The portfolio holds 3,770 individual stocks, a slight undercount versus the FTSE All-World Index’s full roster of 4,264 constituents. That gap is by design: the ETF uses representative sampling rather than full replication, a method that keeps operational costs low while maintaining a tracking error small enough to be negligible. The median market capitalisation matches the index closely, and the one-year performance difference of just seven basis points underscores the quality of the replication.
A concentrated world
Behind the broad global wrapper lurks a pronounced tilt. Nvidia is the top holding at 4.7% of assets, followed by Alphabet at 4.0%, Apple at 3.9%, Microsoft, Amazon, Broadcom, and TSMC. The ten largest positions together account for roughly a quarter of the portfolio — a level of concentration that would be striking for any equity fund, let alone one marketed as a global all-world product.

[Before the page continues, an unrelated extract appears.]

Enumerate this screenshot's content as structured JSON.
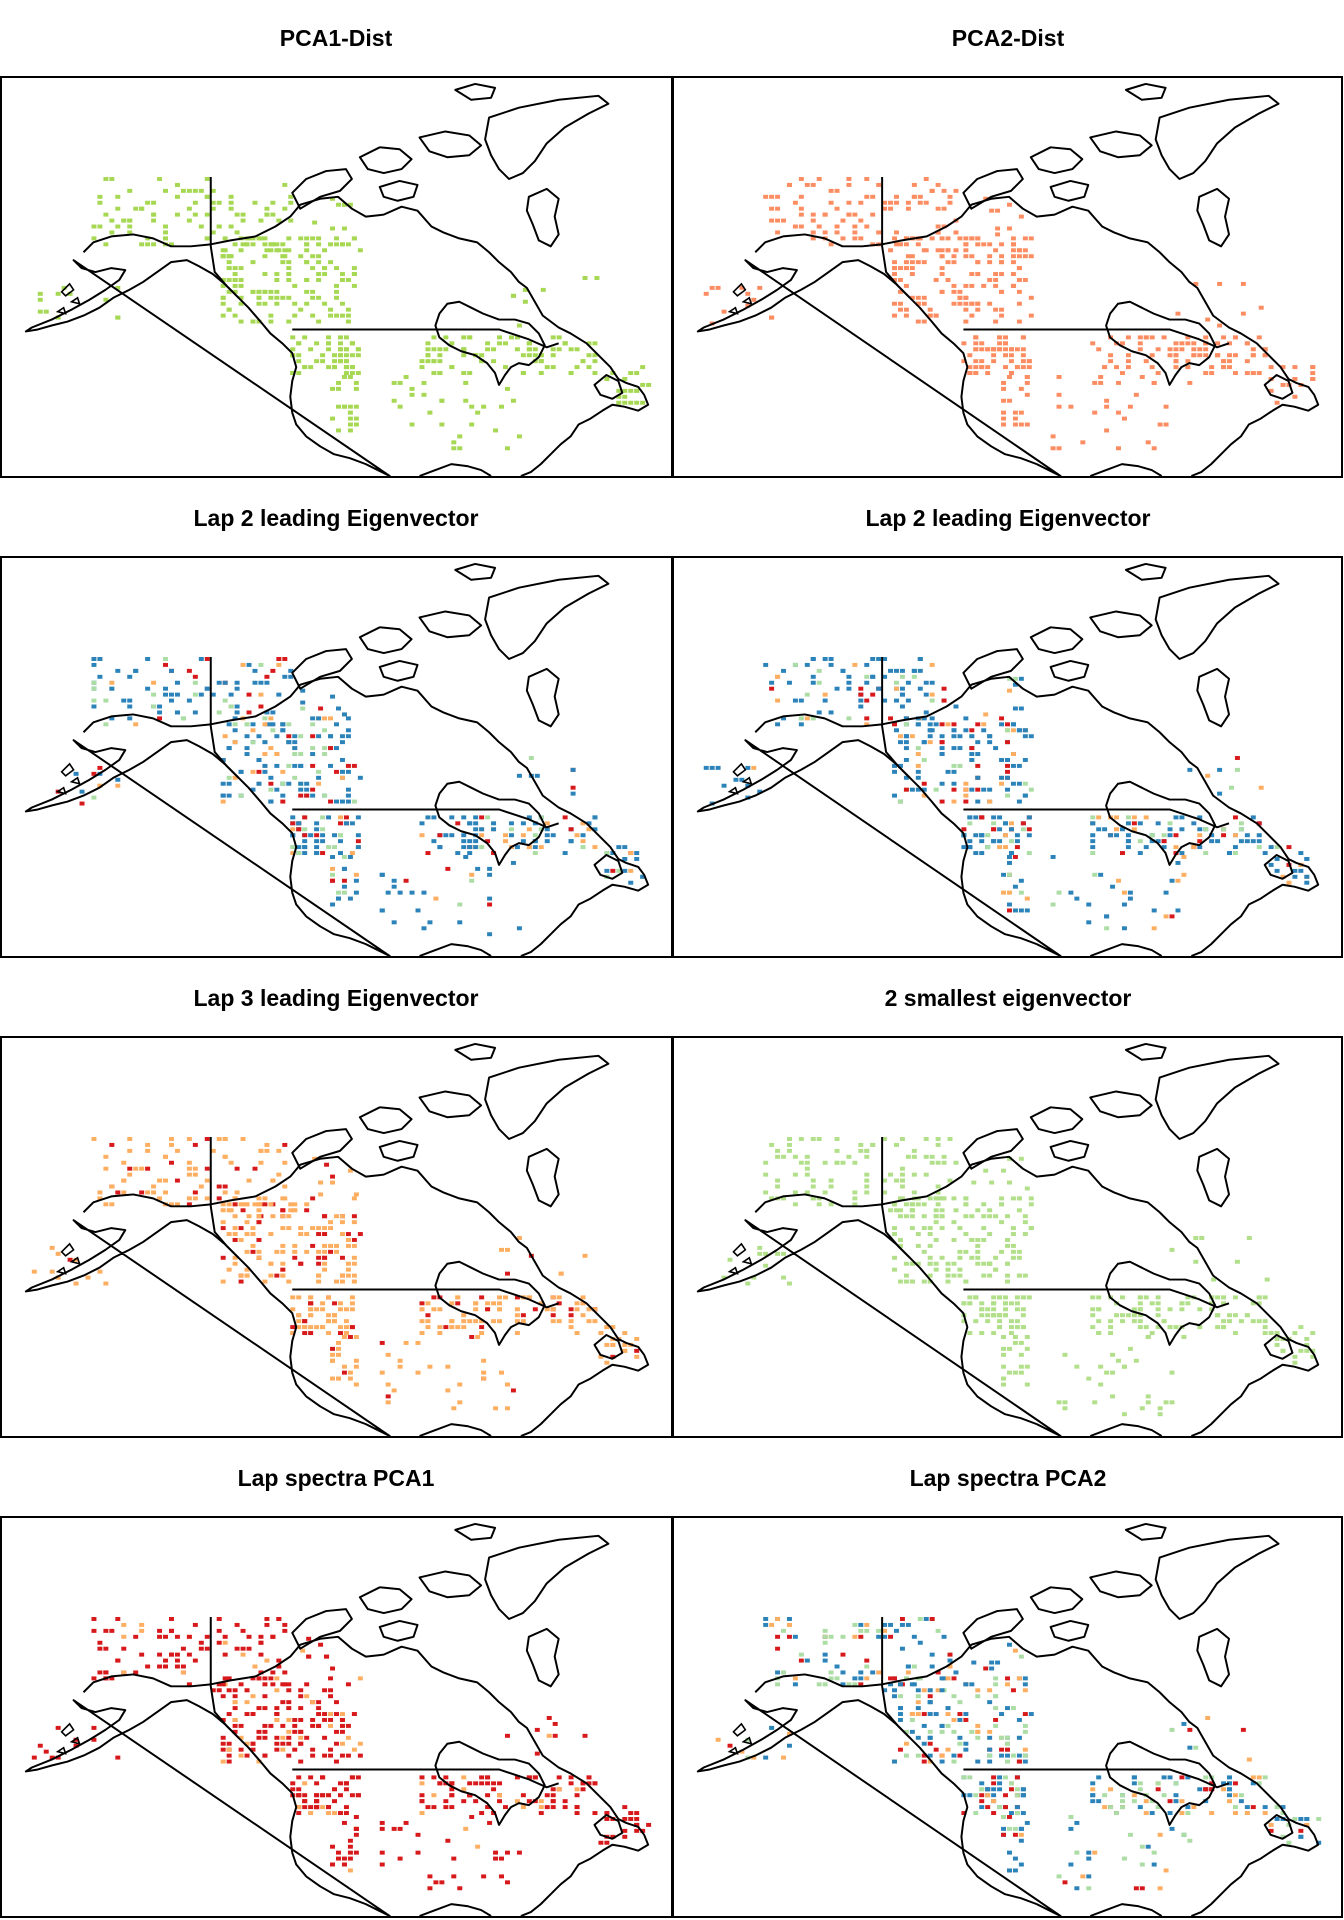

The sector breakdown drives the point home. Technology alone makes up 32.5% of the ETF, more than double the next-largest sector, financials, at 15.1%. Industrials (12.9%) and healthcare complete the top four. The regional heavy lifting is equally lopsided: US equities represent 61.6% of assets, Japan trails distantly at 5.8%, and the UK accounts for just 3.4%.
That US-centric, tech-heavy mix is the primary engine behind the fund’s long-term returns — and also its primary vulnerability. The portfolio’s valuation stood at a price-to-earnings ratio of 22.6 and a price-to-book of 3.5 at the end of April, levels that reflect the premium commanded by American mega-cap growth stocks.
Fee competition heats up
On costs, Vanguard charges 0.19% in ongoing charges — competitive but no longer the market leader. Invesco’s FTSE All-World ETF runs at 0.15%, while BlackRock’s iShares MSCI ACWI and Xtrackers offer similar products at 0.20% and 0.12%, respectively. Amundi’s Prime All Country World ETF undercuts them all at 0.07%, though it follows a different index and has barely €1.7 billion in assets compared with Vanguard’s €66 billion.
The fee differentials look tiny, but over multi-year holding periods and for large sums they compound meaningfully. Vanguard’s advantage remains its heft, liquidity, and proven tracking record — the fund has been a foundation holding for countless European investors.
That very popularity, however, now locks those investors into a bet on the US tech cycle. The ETF is a superb building block for global equity exposure, but it is not a neutral world allocation. Anyone buying these shares is also buying a leveraged position on the fortunes of a handful of Silicon Valley giants.